Consider a video of someone holding up a photo of a face in front of a camera and translating and rotating it a bit. Imagine that we know the pixel coordinates of various features in the picture. Eye corners, the corners of the mouth etc.
All the intrinsic and extrinsic camera parameters are known.
Is there a way using multiple view geometry, or projective geometry, to realize that we're looking at a photo and not an actual face?
Maybe one can compute a homography between two frames with different head poses in the video, and distinguish between homographies based on feature points on a photo and feature points on an actual face since in the latter case they are not entirely planar?
A camera projecting from a planar photograph to a planar speed image is essentially a protective transformation. One property of these is that they preserve incidences. If three points lie on a line in one image, they do so in the other. If three lines meet in a single point in one, then so in the other. So you could conceivably find features of the face satisfying these property in one frame of the video, and then check other frames.
But finding exactly collinear points or concurrent lines might be tricky. Another preserved quantity is the cross ratio. Usually you are talking about the cross ratio of four points on a line. But thanks to projective duality you can define one of four lines through a point using essentially the same homogenous formula. You can use this to tackle points in general position: pick five well recognizable features and treat them as points. Connect four of them to a fifth and you get four concurrent lines. Compute their cross ratio. For a video of a photo the quantity will remain fixed.
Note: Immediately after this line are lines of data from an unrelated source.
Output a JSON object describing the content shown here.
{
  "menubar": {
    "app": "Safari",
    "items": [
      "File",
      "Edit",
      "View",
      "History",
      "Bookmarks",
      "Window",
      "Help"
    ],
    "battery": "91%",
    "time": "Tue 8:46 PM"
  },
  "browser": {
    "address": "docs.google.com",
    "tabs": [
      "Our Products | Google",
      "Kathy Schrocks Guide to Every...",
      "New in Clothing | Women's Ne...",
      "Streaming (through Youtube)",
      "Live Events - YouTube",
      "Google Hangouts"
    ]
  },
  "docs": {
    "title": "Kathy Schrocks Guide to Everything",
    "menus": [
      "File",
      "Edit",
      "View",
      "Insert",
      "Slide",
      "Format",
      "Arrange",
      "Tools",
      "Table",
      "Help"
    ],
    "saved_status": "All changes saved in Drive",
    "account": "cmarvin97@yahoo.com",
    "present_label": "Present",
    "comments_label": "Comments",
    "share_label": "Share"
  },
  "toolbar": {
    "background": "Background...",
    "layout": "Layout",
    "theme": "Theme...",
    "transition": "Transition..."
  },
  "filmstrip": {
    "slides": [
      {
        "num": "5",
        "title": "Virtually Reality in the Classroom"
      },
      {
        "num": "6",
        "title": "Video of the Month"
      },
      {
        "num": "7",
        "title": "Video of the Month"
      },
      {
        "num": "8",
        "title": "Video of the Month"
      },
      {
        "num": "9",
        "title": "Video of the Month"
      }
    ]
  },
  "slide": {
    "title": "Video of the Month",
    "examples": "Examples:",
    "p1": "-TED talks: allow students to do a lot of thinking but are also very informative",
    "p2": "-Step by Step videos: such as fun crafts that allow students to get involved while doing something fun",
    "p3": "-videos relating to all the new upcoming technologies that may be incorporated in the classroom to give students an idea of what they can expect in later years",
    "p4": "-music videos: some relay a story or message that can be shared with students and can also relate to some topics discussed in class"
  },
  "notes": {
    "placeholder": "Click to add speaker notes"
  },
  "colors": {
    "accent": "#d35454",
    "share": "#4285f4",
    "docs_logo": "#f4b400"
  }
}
Yet another possibility: given four reliably located features you could obtain the transformation matrix from one frame to another. Using this you can transform the scene from one frame to the coordinate system of the other, then compare the two to spot differences between them. Sum of absolute values of pixel differences is the naive thing that comes to mind, but you probably can do a lot better by trying some alternative quantities.
All of the above should have zero errors in a perfect geometric world, so any non-zero value would disprove the hypothesis of this being a video of a photo. However the world is not perfect, and even a photo would be subject to different lighting, different signal noise, different quantisation. So you'd never get exact zero, and I'm far from sure whether you would be able to find a reasonable threshold to reliably differentiate between a pictures subject to these error sources and an actual person with a fairly flat face and very little rotation.
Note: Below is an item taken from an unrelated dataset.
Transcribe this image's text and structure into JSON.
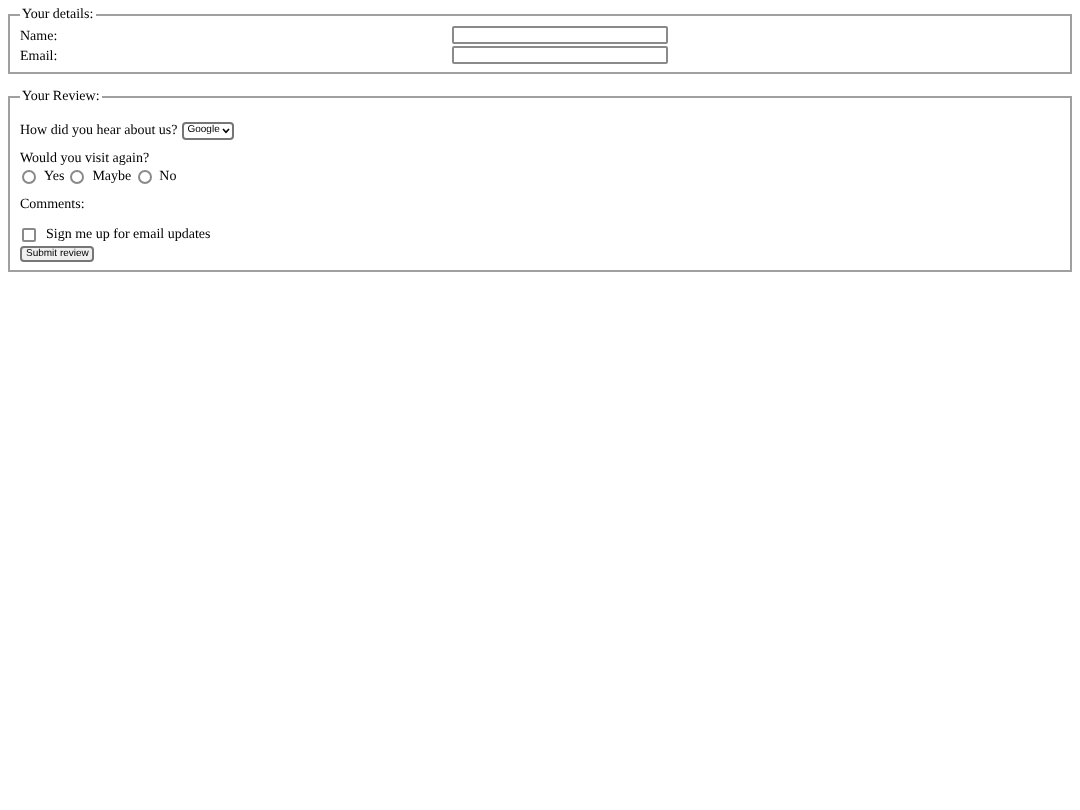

Intuitively the most non-flat aspect if most faces is probably the nose. So as a human I'd look for that, which side of it I see, and what it occludes. In terms of algorithmic feature detection the nose and the areas surrounding it might be poor on sharp recognizable features so I'm not sure how well this approach could be automated.
If you know so much about the camera, it makes me wonder whether you have some control over the environment where the video is taken. If you could change the lighting, that might go a long way distinguishing these cases. A real face will look very different when lit once from one and then from the other side.